At all-day schools (Alltagsschule) students spend the entire day at school. They eat lunch there and leave the building at about 5 p.m. But these types of schools are rare. Day-homes for school children (Kinderhorte) are another way for parents to make sure their kids are attended to during the day. Such institutions are attached to some schools and there as well, children are watched and cared for until 5 p.m. The cost: around €100. Places here can be hard to come by, so look into the possibilities early on. Information is usually available at the school administration offices or in area schools. The city and municipal administration also has information.



All children study math, science, literature, music and arts, history and geography. They also have gym classes usually at the end of the day. All students learn English as a foreign language, but in the 5th and 7th year they can take up additional languages such as French, Latin, Spanish or Russian.


School Holidays

Summer holidays are about the same as in the UK - six weeks. However German school breaks and holidays vary from state to state, all holidays are staggered through the different states and change every year. This is to try and prevent mass exoduses at the same time of year and it helps to stop the massive increase in the cost too. Something the UK could think about maybe?

You can view the school holidays for different areas of Germany here.

There is a two-week break in December and January, and another two-week break at Easter and a further week off in autumn. In addition, children do not go to school on many religious and national holidays, these can often fall in the middle of the week, they are not like our bank holidays.

For more about the school system see the Deutsche Bildungs Server (in English).
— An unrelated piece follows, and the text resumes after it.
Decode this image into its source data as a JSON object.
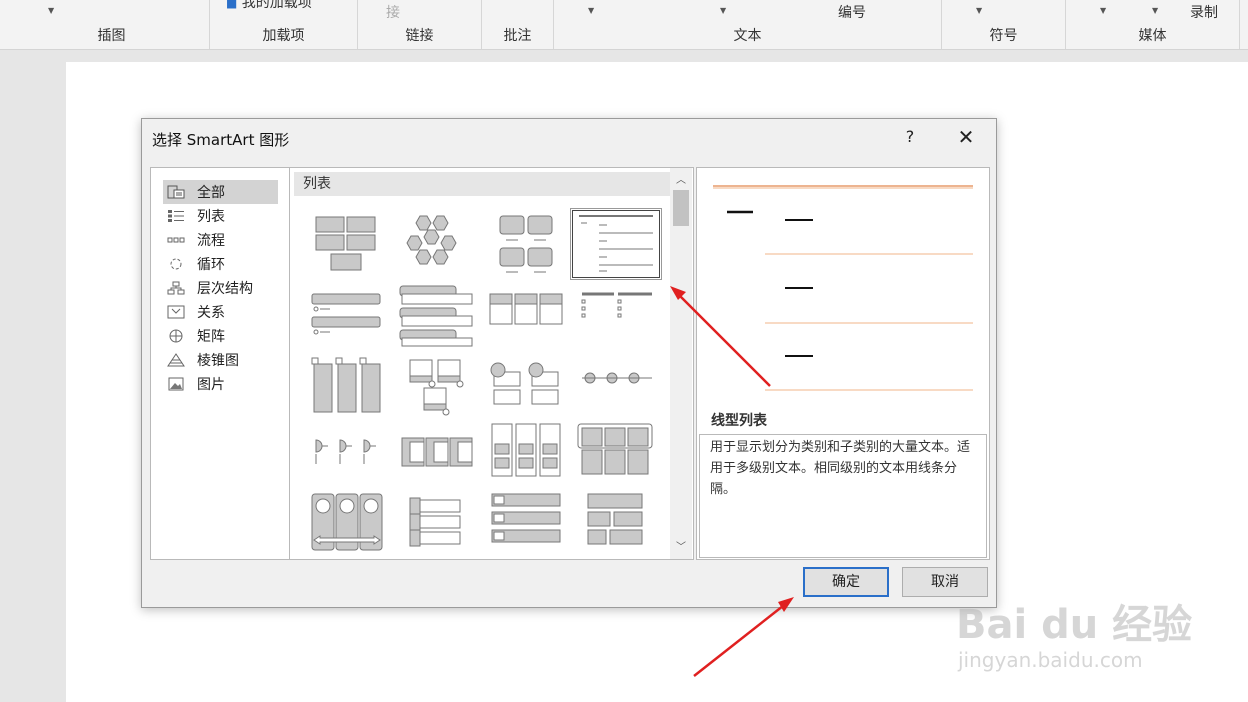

For advice on choosing a school abroad see the Cobisec web site. (in English)


Learning German and International Schools

Many primary schools offer children from other countries the opportunity to learn German. In “international schools” the teaching is often done in English, French or Spanish. These types of schools are generally found only in larger cities. In the Gesamtschulen, Realschulen and Hauptschulen, language courses are usually offered. However, it’s harder to find a Gymnasium that offers German as a foreign language.